Où viviez-vous lors de vos séjours ?

Il m'est arrivé de passer plusieurs mois d'affilée à Paris lors de ces tournées. J'avais l'habitude de m'installer à Saint-Germain-des-Prés, dans un hôtel mythique pour tout amateur de jazz, La Louisiane, rue de Seine. C'est là qu'est mort Dick Twardzik, le pianiste de Chet Baker, au milieu des années 50, et c'est là aussi qu'a été tourné en partie le film de Bertrand Tavernier « Round Midnight »...

Il y a toujours eu un lien particulier entre Paris et la communauté afro-américaine - et singulièrement entre Paris et les musiciens de jazz. Quelle image de cette ville aviez-vous en tête avant de la découvrir ?

C'est vrai que Paris a toujours été une sorte de ville mythique pour nous... Mais lorsque j'ai commencé à la fréquenter, à la fin des années 70, c'était aussi la fin d'un certain âge d'or. De nombreux musiciens américains ne trouvaient plus de travail et pensaient à retourner aux USA... Néanmoins il est évident que la façon dont les Parisiens ont accueilli le jazz est unique au monde. Dés la fin de la première guerre mondiale, le jazz a été pris en considération ici et les musiciens noirs s'y sont senti tout de suite acceptés en tant qu'êtres humains par la population. Que Dieu bénisse les Français pour ça !

Paris a t-elle une influence directe sur votre musique ?
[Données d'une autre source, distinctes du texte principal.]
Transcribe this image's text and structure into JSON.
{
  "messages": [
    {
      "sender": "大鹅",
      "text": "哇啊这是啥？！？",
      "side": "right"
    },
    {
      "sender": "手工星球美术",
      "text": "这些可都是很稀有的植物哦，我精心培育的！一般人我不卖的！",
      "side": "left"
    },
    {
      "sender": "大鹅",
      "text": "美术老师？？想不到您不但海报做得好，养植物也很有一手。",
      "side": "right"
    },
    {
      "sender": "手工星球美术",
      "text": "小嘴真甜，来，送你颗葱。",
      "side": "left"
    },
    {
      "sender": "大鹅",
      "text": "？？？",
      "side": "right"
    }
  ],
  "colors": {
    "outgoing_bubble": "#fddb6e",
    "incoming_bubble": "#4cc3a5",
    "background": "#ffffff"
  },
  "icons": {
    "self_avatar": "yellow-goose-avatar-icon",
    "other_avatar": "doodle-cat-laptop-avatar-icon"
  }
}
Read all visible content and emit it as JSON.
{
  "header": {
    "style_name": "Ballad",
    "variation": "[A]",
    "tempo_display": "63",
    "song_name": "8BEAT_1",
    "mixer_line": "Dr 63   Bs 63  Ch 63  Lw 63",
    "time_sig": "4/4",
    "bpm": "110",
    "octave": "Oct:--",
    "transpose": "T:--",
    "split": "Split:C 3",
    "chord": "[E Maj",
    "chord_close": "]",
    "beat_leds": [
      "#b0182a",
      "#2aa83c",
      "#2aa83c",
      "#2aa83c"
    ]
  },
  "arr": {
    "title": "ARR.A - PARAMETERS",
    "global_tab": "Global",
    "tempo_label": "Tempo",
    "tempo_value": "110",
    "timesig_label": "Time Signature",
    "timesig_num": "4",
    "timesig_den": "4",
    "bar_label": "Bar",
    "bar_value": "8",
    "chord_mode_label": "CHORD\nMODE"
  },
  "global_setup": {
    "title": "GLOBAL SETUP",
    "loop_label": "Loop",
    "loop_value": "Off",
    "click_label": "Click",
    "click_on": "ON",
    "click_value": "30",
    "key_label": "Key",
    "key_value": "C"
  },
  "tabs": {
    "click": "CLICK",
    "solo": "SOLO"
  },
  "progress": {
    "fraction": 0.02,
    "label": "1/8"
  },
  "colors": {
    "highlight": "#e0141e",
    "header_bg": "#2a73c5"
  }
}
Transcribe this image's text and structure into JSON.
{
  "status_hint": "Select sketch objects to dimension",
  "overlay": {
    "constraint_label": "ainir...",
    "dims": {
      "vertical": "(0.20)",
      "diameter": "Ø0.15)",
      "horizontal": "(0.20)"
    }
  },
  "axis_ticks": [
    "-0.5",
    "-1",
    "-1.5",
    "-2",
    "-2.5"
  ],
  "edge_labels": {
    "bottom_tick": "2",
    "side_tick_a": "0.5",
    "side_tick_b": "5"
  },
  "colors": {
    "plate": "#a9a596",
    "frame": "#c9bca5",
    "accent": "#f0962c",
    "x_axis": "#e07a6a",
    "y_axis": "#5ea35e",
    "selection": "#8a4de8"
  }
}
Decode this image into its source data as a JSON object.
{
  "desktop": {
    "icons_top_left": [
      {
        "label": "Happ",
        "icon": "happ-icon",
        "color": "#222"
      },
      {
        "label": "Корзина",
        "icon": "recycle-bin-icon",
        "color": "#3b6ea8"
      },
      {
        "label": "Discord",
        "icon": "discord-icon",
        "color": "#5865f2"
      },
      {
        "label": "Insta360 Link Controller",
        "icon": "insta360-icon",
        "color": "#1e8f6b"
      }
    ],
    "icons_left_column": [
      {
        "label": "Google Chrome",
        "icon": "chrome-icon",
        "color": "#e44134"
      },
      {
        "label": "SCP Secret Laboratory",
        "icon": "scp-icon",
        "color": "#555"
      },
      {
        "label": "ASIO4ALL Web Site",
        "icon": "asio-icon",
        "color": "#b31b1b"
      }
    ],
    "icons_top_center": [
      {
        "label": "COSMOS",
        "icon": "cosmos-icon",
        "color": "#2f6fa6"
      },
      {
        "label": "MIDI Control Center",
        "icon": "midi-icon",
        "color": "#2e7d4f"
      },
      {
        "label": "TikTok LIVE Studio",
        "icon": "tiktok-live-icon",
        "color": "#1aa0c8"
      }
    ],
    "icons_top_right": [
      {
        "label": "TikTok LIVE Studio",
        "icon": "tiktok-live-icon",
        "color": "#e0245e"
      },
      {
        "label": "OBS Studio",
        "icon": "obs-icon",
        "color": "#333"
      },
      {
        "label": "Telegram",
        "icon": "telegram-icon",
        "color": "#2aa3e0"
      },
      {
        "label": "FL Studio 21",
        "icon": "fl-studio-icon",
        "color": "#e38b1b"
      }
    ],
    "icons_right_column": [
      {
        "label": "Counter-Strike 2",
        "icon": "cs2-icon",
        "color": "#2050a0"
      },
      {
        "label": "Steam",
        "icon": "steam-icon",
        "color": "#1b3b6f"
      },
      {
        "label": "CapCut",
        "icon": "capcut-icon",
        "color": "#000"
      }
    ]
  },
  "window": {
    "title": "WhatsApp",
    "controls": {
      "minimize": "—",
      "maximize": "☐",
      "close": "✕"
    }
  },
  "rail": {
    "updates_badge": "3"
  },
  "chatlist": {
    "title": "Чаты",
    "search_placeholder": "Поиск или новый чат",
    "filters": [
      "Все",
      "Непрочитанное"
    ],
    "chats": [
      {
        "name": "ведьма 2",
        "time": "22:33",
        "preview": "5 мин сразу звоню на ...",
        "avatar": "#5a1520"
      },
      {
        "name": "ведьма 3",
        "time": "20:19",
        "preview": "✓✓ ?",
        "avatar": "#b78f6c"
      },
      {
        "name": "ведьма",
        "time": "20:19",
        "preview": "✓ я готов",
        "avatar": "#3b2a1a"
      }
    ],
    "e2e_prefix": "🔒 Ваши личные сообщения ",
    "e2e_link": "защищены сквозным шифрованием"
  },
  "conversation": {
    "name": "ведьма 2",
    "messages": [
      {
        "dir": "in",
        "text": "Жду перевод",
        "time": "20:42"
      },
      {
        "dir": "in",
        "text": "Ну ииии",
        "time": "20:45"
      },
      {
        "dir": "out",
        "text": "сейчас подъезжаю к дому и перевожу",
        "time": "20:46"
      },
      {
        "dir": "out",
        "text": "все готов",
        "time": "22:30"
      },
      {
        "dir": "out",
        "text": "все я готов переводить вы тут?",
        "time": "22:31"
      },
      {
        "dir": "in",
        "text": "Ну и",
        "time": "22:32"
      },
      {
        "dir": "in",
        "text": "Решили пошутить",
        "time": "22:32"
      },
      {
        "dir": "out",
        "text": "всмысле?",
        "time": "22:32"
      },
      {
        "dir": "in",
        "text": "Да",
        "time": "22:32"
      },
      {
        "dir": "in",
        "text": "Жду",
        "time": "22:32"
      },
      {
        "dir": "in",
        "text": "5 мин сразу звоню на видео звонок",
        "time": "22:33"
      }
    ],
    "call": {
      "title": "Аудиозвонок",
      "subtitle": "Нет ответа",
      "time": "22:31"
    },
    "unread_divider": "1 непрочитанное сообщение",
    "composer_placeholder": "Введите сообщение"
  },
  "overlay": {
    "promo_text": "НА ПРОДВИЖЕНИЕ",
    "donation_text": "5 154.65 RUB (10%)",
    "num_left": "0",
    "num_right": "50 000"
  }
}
Je ne dirais pas ça. Un musicien se nourrit de tout ce qui l'entoure... Et Paris est certainement la ville la plus belle que j'ai vu dans le monde. J'habite Ménilmontant, un quartier encore populaire, très accueillant, composé de gens très différents. Ma famille s'y sent bien et cette tranquillité agit sur ma créativité... Et puis Paris est une plaque tournante de la musique africaine. J'y ai rencontré de nombreux musiciens africains et antillais qui ont participé à certains de mes projets et ont incontestablement apporté à ma musique  leur sensibilité. 

Y'a t'il des endroits où vous aimez particulièrement vous produire à Paris ?

J'aime bien jouer dans les festivals de la région parisienne : Banlieues Bleues et Sons d'hiver en début d'année ou encore au Parc Floral de Vincennes à la fin du printemps... Les gens y sont plus réceptifs que dans les clubs. C'est un public qui se déplace pour écouter de la musique. Je n'ai pas envie de me battre pour imposer ce que je fais et j'apprécie quand des gens qui connaissent mon travail m'offrent l'opportunité de réaliser des projets comme cet opéra autour de la poésie d'Amiri Baraka, « The Sisyphus Revue, A Bop Opera » que j'ai créé à Vitry-sur-Seine en février 2009. C'est une oeuvre importante pour moi, j'y travaille depuis près d'un an. Paris est encore une ville qui offre de telles opportunités à un artiste. Je me considère comme chanceux de vivre ici.